Tuesday, September 9, 2008
Random post whc starts at 4am,i couldnt slept. Told qal i'll be online at 11 but idk if he online anot,cause i slept all the way till just now when i got texts that woke me up.
And now,i realise i will be losing friends soon,very soon. No matter who it is, close friends or friends. Just by having the reasons to be friends with me. Having the motives to be friends with me,for what? Those are fake friends. Dont make me symphatise you just beause of your tears. Fuck it,everyone cries. Even i do. Im living with alot of pretenders all around me,till when this will ends? Life is about listening to others,not just to be very nice and be nice at pretenders whc dont even need my trust. Should have listen to others,who adviced me not to be friends with you back,after what you've done. Yeah i know there's partly my fault too,for taking your ex boyfriend, but yeah. I suffered alot. You'll never know how it feels to be insulted and all. Yes,eventhough you truly say sorry and all, even asking me to promise you wont lose me,as a friend. I trusted you at that point of time. You make up a whole load of bunch of stories,and i trusted it. Thank god ef approached me and explain things from A to Z. If not's for that,i wont be having any clue what's happening and just listen to your made up stories. Macam setoopid,i know. Dont bother texting me tryna explain,im tired. Ive told you im tired,right? Alot of times,i think. So thats the reason why you wont let me approach him,cause you make the story up. Im done with you.

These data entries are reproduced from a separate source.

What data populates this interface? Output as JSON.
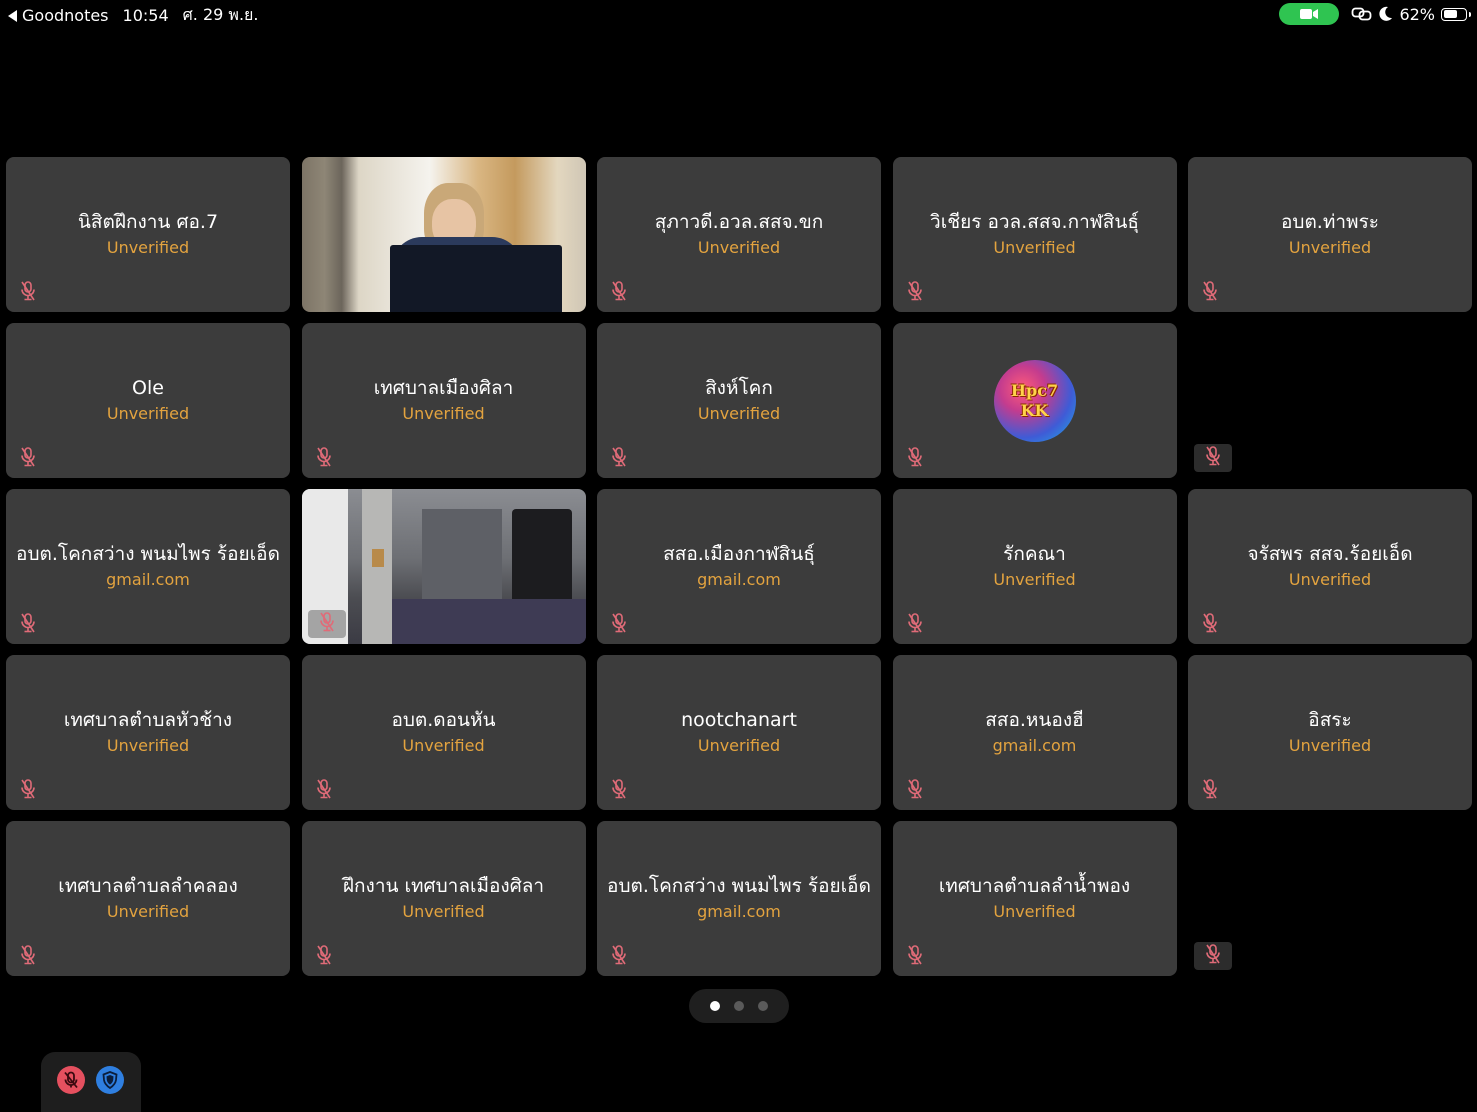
{
  "status_bar": {
    "back_app": "Goodnotes",
    "time": "10:54",
    "date": "ศ. 29 พ.ย.",
    "battery": "62%",
    "battery_level": 0.62
  },
  "tiles": [
    {
      "name": "นิสิตฝึกงาน ศอ.7",
      "sub": "Unverified"
    },
    {
      "video": true
    },
    {
      "name": "สุภาวดี.อวล.สสจ.ขก",
      "sub": "Unverified"
    },
    {
      "name": "วิเชียร อวล.สสจ.กาฬสินธุ์",
      "sub": "Unverified"
    },
    {
      "name": "อบต.ท่าพระ",
      "sub": "Unverified"
    },
    {
      "name": "Ole",
      "sub": "Unverified"
    },
    {
      "name": "เทศบาลเมืองศิลา",
      "sub": "Unverified"
    },
    {
      "name": "สิงห์โคก",
      "sub": "Unverified"
    },
    {
      "avatar": true
    },
    {
      "empty": true
    },
    {
      "name": "อบต.โคกสว่าง พนมไพร ร้อยเอ็ด",
      "sub": "gmail.com"
    },
    {
      "video": true
    },
    {
      "name": "สสอ.เมืองกาฬสินธุ์",
      "sub": "gmail.com"
    },
    {
      "name": "รักคณา",
      "sub": "Unverified"
    },
    {
      "name": "จรัสพร สสจ.ร้อยเอ็ด",
      "sub": "Unverified"
    },
    {
      "name": "เทศบาลตำบลหัวช้าง",
      "sub": "Unverified"
    },
    {
      "name": "อบต.ดอนหัน",
      "sub": "Unverified"
    },
    {
      "name": "nootchanart",
      "sub": "Unverified"
    },
    {
      "name": "สสอ.หนองฮี",
      "sub": "gmail.com"
    },
    {
      "name": "อิสระ",
      "sub": "Unverified"
    },
    {
      "name": "เทศบาลตำบลลำคลอง",
      "sub": "Unverified"
    },
    {
      "name": "ฝึกงาน เทศบาลเมืองศิลา",
      "sub": "Unverified"
    },
    {
      "name": "อบต.โคกสว่าง พนมไพร ร้อยเอ็ด",
      "sub": "gmail.com"
    },
    {
      "name": "เทศบาลตำบลลำน้ำพอง",
      "sub": "Unverified"
    },
    {
      "empty": true
    }
  ],
  "avatar_text": {
    "line1": "Hpc7",
    "line2": "KK"
  },
  "pager": {
    "pages": 3,
    "active": 0
  },
  "colors": {
    "tile_bg": "#3c3c3c",
    "sub_text": "#e3a33f",
    "muted_mic": "#e06b78",
    "video_pill": "#2fc451",
    "mute_button": "#e5505f",
    "shield_button": "#2f7fe0"
  }
}
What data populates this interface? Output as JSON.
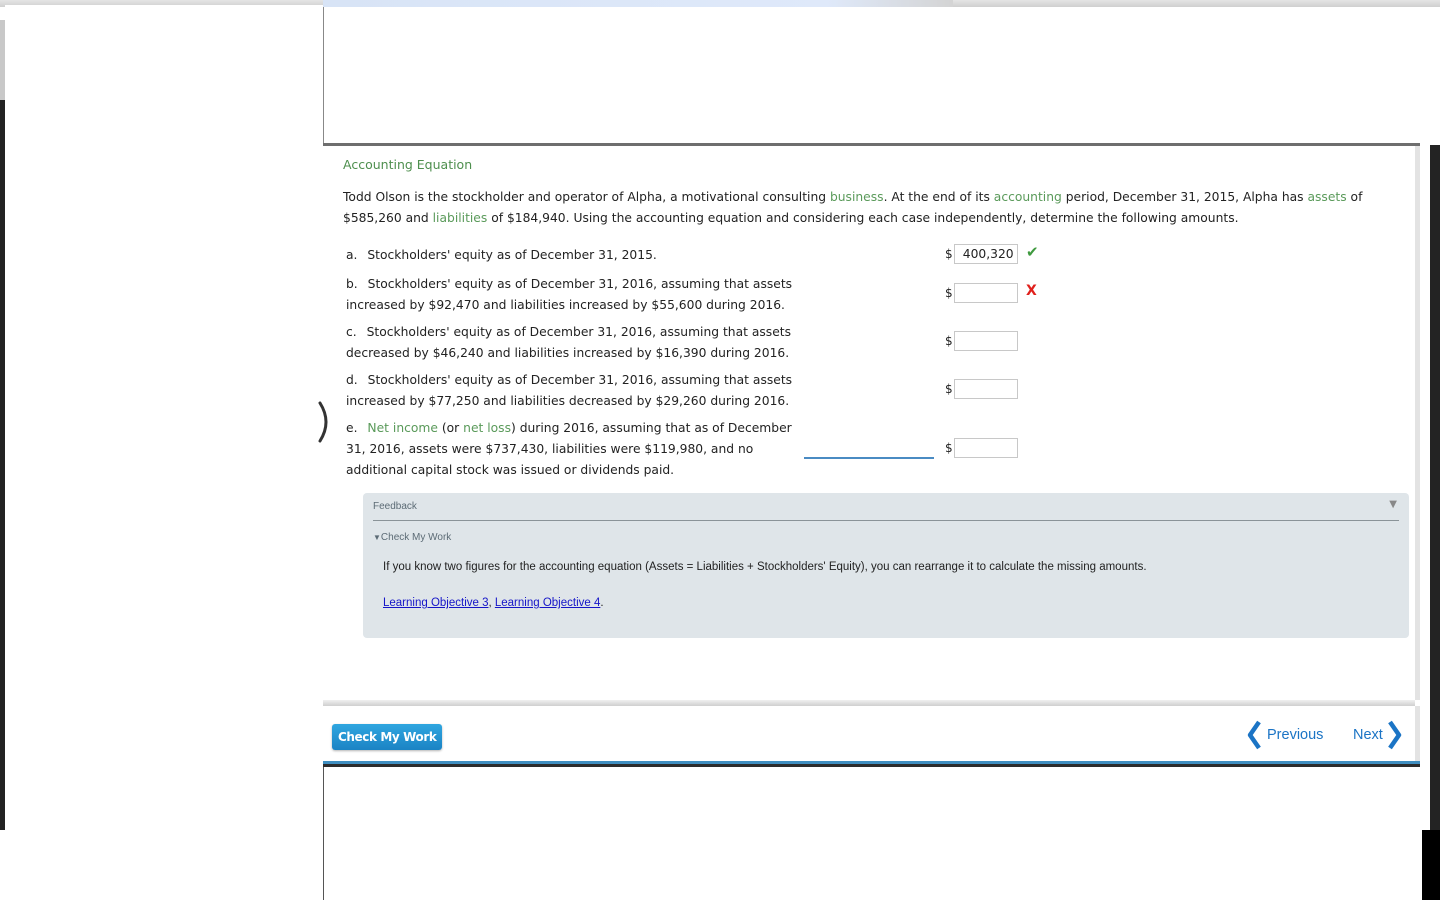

As about bestfriends, its your choice to leave me stranded alone or what,its really up to you. I cant ask people to just stay by my side cause i need them,right? They dont need me, for what stay? Told you i'll do anything to make this friendship alive,even if it were to bring my ego down. Its not that you have ego,its just that you dont wanna lose out,you dont wanna give in. Sorry if i cant be the bestfriend you've long for. Sorry if that what makes you find more new friends,its up to you now. Everything's up to you, decisions in your hands. What i know,get out of school as fast as possible please. And plus,you have not been knowing things that happened to me,cause i know you were mad at me,so i rather keep quiet and face everything myself or with the others,not because i have other friends. Tell us smth heartbreaking and you'll lose us? We;ve understand you for the past 1 year how many months,wont we understand you now if you'll talk about it? As bestfriends,we should. But you intend to keep it to yourself, typing it out on private blog. I admit i have private blog too,but.. Wouldnt it just be easier to let someone read and advice you up? I understand if your girls is not those who can read, we understand , we know where we stand, and we know where our position is, as friends. Im sorry if i misunderstood and you will be asking "Where can you get the proof im updating about you?" But i just have the feelings. Ive been bestfriends with you for long,i know you. Eventhough you said in your post,no one will know whose the real you,i know the real you,i know how you feel,all along. Im more to understanding people now,even if it were to understanding my enemy's situation,cause ive learnt alot. Ive known how you feel to be leftout without dates,i know. Im done with this para.
I understood everything. If people were to ask whc year would be the most meaningful,i would say its this year,cause ive been through alot,alot more than you think.
p/s:no tagboard for the moment,mnl and not much people tags.